Affecting the latest versions of the production releases

Sep 15, 2009 11:17 GMT  ·  By

A Polish security researcher has announced that both the FreeBSD 7.2 and 6.4 releases suffer from local privilege escalation vulnerabilities that could be exploited to obtain root access. The FreeBSD team is working on patches and will release official security advisories soon.

The vulnerability affecting FreeBSD 6.4-RELEASE, as well as previous versions down to 6.0, is described as a race condition in Kqueue, the operating system's event notification interface. According to Przemyslaw Frasunek, the independent security consultant who discovered it, the flaw results in a NULL pointer dereference in kernel mode and can be used to execute arbitrary code.

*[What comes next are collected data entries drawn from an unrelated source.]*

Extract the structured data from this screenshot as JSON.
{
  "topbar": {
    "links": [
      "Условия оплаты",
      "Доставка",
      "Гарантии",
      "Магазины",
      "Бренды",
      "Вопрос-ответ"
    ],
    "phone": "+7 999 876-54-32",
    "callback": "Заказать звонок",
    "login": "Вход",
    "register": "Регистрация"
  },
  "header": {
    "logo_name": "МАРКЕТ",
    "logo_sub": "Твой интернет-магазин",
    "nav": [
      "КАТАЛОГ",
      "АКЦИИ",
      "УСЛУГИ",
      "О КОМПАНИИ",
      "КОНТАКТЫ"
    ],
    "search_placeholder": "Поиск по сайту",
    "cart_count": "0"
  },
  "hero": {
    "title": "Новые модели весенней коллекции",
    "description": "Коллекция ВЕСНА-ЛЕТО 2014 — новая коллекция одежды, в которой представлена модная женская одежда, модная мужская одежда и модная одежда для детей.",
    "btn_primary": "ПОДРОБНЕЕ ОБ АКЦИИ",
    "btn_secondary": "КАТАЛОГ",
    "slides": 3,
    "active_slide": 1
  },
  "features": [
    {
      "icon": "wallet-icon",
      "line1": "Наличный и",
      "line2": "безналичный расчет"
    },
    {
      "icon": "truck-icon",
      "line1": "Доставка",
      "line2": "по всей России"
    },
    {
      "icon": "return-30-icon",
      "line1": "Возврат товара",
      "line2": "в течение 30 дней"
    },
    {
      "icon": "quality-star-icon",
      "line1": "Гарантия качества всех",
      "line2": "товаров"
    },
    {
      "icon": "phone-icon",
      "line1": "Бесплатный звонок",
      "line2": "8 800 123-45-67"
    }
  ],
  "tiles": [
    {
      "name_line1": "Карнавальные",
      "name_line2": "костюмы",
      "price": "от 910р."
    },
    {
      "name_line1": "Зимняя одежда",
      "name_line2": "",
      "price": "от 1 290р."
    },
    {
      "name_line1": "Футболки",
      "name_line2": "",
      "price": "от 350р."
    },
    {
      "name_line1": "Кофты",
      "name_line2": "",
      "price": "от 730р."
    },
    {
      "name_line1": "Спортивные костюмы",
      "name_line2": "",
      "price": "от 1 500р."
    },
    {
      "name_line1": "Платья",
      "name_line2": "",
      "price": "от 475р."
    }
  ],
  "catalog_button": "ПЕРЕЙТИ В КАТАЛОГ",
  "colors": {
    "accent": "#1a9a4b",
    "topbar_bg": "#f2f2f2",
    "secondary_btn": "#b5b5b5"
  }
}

Back in August, Mr. Frasunek reported a very similar issue in the kevent() system call that was patched in the 6.1-STABLE FreeBSD release. Regarding the new 6.4 vulnerability, the researcher announced that the "FreeBSD security team was notified on 29th Aug, but there is no response until now, so I won't publish any details."

He did, however, post an online video showing his proof-of-concept exploit code in action. The demo advises that unsuccessful exploitation might result in a denial of service condition. "Successful exploitation may cause kernel memory corruption leading to system crash," it warns.

According to The Register, Robert Watson, a member of the FreeBSD Core Team, confirmed that Frasunek's email was not read, probably because it got lost amongst other messages. Nevertheless, he noted that a security advisory was expected soon.

Meanwhile, the Polish researcher has posted another video demonstrating the exploitation of yet another race condition vulnerability, but this time in FreeBSD 7.2-RELEASE, the most current version of FreeBSD for production environments. Details about this new flaw are scarce at the moment, but Mr. Frasunek announced that an "official security advisory [is] pending."

Both these flaws can be used to elevate the privileges of a restricted local account to root and escape the FreeBSD jail system. An authorized account on the server is obviously not necessarily required, as a shell obtained by exploiting some other vulnerability will do just fine.